Fortunately for him leg room is not an issue. In the airport lounge, at opposite ends of the bar, we’d pretty much matched one another round for round. When he’d hopped off his bar stool to board, I couldn’t help but notice he was almost as wide as he was short, and I couldn’t have cared less…until I found myself seated next to him. The fact he’s now spilling over the sides of his seat, infringing on my already limited space, is fast becoming a significant issue— especially if he’s going to snore all the way to Christchurch. To be perfectly honest, I also resent the fact that the alcohol we’d both consumed in the bar hasn’t had the same anesthetic effects on me as it evidently has on him. His brand of snoring is like being run through with a hacksaw.
“Did you get any headphones?” I rifle through the pocket of the seat in front of me again. “I don’t have any. Did I miss out on that?”
The Rock’s eyes flicker in my direction, but he says nothing.
I try to get comfortable. “Excuse me. Could you just…?” I corkscrew my knees toward him because at the moment he’s the lesser of two evils. The look he gives me would crack ice. Seriously?

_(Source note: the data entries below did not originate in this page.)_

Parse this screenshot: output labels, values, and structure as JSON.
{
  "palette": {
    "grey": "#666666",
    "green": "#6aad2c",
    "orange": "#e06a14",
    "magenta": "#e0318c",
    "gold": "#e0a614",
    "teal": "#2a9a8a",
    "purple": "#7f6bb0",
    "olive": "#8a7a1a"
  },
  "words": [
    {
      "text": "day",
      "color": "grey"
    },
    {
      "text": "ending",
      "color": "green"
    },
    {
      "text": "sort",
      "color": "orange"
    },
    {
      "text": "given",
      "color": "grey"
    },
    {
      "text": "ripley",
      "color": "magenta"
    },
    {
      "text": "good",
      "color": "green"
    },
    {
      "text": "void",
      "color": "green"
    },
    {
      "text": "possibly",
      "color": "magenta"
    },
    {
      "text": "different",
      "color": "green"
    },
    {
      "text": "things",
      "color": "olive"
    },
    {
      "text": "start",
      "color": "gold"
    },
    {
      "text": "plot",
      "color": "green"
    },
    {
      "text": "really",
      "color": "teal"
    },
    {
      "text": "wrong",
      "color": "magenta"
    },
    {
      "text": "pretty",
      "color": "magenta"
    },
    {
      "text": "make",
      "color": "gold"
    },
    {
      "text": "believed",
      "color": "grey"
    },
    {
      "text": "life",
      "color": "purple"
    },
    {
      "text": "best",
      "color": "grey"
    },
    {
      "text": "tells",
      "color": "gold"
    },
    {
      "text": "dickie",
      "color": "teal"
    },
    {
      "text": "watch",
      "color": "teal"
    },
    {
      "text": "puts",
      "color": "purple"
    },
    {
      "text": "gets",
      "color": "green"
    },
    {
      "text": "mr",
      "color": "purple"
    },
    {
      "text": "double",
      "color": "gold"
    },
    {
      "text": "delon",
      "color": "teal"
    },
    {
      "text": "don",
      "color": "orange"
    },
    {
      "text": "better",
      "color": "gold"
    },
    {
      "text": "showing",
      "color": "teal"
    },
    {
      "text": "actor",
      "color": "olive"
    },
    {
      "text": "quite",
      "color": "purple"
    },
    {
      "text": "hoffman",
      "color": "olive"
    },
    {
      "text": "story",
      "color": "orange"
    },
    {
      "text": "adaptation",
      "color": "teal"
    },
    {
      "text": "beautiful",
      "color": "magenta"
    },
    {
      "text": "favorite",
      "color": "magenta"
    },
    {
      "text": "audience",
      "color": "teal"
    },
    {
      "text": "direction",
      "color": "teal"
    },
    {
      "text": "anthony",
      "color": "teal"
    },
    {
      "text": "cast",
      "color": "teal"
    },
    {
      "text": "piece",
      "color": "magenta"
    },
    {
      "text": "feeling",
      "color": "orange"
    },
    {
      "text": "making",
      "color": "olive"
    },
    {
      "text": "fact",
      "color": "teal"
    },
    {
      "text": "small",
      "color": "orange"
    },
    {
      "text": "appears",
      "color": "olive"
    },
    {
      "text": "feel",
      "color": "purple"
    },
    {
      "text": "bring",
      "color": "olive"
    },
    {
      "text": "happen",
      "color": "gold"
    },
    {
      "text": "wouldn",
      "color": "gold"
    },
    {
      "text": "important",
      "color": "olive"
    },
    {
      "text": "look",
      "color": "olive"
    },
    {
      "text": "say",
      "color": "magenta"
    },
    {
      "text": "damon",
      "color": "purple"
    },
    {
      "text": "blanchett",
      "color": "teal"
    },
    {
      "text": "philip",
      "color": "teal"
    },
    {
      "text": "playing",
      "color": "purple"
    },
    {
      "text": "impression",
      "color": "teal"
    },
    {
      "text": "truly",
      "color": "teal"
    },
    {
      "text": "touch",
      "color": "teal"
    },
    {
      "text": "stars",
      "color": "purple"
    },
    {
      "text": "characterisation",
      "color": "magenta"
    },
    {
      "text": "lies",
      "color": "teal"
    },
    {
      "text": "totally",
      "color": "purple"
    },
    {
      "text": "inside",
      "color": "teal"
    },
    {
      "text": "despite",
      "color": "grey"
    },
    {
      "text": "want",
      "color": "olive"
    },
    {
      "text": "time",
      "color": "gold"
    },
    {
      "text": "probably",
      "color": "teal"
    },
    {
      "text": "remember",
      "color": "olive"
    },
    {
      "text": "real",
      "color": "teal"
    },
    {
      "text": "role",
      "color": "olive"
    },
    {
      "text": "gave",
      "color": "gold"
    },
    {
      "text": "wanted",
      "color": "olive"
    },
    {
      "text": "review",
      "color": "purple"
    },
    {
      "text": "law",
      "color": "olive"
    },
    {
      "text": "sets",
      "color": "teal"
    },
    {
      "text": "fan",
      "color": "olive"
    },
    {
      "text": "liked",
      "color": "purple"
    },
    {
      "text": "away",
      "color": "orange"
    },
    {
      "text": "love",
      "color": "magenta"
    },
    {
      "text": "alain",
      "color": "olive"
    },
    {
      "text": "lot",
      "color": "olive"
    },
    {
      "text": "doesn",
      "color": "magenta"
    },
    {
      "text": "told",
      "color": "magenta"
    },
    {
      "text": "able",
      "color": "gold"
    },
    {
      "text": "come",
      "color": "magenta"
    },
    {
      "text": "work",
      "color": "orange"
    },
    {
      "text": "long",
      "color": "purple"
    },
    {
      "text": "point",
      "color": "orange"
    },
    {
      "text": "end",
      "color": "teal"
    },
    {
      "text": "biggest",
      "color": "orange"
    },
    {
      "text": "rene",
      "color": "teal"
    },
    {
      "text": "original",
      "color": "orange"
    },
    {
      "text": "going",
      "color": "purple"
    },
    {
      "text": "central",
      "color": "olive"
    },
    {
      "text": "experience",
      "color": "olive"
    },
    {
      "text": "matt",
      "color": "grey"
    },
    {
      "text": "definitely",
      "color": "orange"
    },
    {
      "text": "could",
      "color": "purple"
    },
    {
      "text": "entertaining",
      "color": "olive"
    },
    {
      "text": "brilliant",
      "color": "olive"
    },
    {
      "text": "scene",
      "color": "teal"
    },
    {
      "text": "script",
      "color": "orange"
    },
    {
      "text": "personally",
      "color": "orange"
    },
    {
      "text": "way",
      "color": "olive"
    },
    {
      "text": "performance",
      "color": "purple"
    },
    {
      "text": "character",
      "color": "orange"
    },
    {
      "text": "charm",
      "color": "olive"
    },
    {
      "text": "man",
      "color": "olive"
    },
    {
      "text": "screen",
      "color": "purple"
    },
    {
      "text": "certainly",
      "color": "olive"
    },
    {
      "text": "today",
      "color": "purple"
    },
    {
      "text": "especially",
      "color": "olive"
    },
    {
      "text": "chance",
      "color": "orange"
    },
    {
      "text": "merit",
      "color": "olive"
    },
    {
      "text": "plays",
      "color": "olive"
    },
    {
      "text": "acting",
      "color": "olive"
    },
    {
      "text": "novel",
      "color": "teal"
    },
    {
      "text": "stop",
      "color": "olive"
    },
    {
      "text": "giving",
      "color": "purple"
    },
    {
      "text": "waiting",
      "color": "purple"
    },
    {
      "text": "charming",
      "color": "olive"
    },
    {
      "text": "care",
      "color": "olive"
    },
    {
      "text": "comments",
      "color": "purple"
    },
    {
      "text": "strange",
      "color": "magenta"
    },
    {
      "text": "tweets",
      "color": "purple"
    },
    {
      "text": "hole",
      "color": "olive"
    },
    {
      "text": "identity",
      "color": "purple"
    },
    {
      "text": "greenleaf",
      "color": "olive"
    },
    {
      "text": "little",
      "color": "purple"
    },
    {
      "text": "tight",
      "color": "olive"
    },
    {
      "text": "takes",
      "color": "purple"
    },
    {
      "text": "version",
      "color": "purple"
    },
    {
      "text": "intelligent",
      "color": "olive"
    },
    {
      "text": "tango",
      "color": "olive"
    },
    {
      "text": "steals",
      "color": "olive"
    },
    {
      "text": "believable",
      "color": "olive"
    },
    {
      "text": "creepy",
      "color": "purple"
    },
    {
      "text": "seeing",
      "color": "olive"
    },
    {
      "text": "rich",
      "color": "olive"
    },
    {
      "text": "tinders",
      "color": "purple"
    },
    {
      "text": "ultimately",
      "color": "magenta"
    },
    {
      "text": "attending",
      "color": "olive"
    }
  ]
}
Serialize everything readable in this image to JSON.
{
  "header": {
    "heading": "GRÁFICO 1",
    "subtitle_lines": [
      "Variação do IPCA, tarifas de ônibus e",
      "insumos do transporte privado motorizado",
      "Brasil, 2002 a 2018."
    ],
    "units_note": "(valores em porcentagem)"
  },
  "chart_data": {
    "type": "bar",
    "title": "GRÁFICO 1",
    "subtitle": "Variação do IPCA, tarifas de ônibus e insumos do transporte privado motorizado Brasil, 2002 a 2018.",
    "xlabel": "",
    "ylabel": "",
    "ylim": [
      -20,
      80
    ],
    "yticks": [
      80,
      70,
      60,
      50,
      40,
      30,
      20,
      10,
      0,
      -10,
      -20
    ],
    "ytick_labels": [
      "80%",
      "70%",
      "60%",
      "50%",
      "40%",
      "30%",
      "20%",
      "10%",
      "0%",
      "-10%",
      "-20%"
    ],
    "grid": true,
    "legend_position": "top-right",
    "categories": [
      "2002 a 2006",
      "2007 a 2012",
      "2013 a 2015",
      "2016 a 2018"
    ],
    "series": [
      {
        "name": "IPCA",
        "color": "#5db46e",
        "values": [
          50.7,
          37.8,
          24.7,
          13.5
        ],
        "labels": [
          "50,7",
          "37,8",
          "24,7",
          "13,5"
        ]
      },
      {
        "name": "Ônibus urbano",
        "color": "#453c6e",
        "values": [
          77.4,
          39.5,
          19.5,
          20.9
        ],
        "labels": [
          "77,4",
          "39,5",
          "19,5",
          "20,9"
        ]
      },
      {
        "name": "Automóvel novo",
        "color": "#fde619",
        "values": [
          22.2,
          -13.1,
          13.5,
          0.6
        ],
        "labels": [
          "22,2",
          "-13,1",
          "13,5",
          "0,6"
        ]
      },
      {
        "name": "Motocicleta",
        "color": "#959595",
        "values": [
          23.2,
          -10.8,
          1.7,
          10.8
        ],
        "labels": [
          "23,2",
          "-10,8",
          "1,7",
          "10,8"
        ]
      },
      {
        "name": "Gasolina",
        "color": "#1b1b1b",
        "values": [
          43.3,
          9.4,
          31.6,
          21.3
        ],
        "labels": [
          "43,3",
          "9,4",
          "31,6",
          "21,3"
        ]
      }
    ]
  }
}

His knee doesn’t budge, and his face conveys as much sympathy as a glacier. “No. Do you mind?”
“Yes, I do, actually!” More than he could possibly imagine. It’s a tough call not to feel sorry for myself, stuck between the pair of them, twisted like a goddamn contortionist trying to fit myself into a shoebox…with nothing better to do for the next god-knows-how-many hours than mull over the sinkhole of my life. Talk about adding torment to torture. “Strictly speaking, your knee is encroaching on my space. See here.” I draw a line in the air from the edge of my seat to his splayed knee and poke his kneecap with my fingernail.
The Rock’s eyes narrow, exasperation tattooed all over his face. “What do you expect me to do about it?” His expression does little to ease the hive of frustration building within me. He’s not impressed, but neither am I, and, unfortunately for him, he’s making my unbearable situation worse.
“Go and sit elsewhere?” I suggest pleasantly.
His lips compress into a thin line, but I feel the pressure of his knee against mine ease up a fraction.
“Thank you,” I mumble. I press the Call button for the flight attendant. And again. And again.
“Careful, you might break a fingernail,” says the Rock under his breath.
Wow. “I might break more than that.”
His eyes are focused on whatever he’s reading, but his top lip twitches.
“I don’t think my Call button works. Can I try yours?” I press his Call button, and he flashes me a flinty stare.
“No-one’s going to come. You have to wait until the fasten-your-seatbelt lights have been extinguished,” he says.
“Yes, but like I said, if I don’t get a drink or a little more leg room, I’m going to be doing the extinguishing. This has to be the worst flight ever!”
As if listening, the plane gives a shudder.